В мандельштамовском 'Silentium' торжествует пафос приятия мира, воспетого и утвержденного в слове, а риторичность так же связана со славословием в духе Вячеслава Иванова, как напряженная ассоциативность - с лирическим методом Иннокентия Анненского. Это свидетельствовало о принципиальной установке на синтетизм, о которой Мандельштам лаконично скажет: 'Я учусь у всех [...]' (ВК, 72). Преодолевая теоретический догматизм первого и одновременно впитывая все, что было для него необходимо из поэтической практики 'мэтра', Мандельштам в своем развитии

67

двигался в русле 'ассоциативного символизма' Анненского - Малларме.

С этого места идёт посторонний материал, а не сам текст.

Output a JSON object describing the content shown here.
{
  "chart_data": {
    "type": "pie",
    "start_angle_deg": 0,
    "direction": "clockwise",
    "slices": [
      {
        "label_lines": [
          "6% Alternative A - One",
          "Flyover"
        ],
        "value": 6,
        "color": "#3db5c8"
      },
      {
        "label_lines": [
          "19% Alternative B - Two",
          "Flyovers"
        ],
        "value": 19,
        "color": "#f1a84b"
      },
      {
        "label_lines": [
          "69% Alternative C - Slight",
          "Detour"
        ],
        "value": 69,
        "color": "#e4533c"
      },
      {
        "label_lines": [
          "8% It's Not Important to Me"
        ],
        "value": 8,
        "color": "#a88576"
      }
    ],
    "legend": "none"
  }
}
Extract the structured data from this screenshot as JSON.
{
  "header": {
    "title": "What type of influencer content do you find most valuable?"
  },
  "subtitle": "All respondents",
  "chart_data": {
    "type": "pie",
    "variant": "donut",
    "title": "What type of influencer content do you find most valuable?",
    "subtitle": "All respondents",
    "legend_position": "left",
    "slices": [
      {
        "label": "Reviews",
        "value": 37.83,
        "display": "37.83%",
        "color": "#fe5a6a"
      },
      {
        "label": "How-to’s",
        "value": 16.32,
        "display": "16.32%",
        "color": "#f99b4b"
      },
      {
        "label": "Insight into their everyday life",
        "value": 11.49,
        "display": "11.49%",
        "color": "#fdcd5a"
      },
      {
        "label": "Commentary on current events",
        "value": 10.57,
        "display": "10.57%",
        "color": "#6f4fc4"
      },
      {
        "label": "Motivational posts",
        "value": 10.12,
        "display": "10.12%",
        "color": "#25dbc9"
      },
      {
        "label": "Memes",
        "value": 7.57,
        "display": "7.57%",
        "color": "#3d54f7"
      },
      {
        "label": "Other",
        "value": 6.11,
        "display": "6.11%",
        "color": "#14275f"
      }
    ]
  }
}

Однако на этом пути ему не хватало некоей общей идеи, философско-художественного концепта, подобного 'музыке' - универсальной категории, лежавшей в основе всей символистской эстетики. Д.Е. Максимов полагал, что в творчестве акмеистов вообще не было 'интеграторов символистского типа', и поэтому у Мандельштама они 'во многих случаях заменялись иррациональными сцеплениями'. С его точки зрения, здесь происходило безусловно положительное освобождение поэзии 'от деспотизма сомнительных общих мест', но, к сожалению, ценой 'дезинтегрирования' и 'спада идейной напряженности'70. Он был неправ по меньшей мере относительно Мандельштама, который в 'Silentium' попытался преобразовать 'музыку' в архитектуру мотивом 'кристаллической ноты'. Следующим шагом на этом пути стало стихотворение 1911 года 'Раковина'.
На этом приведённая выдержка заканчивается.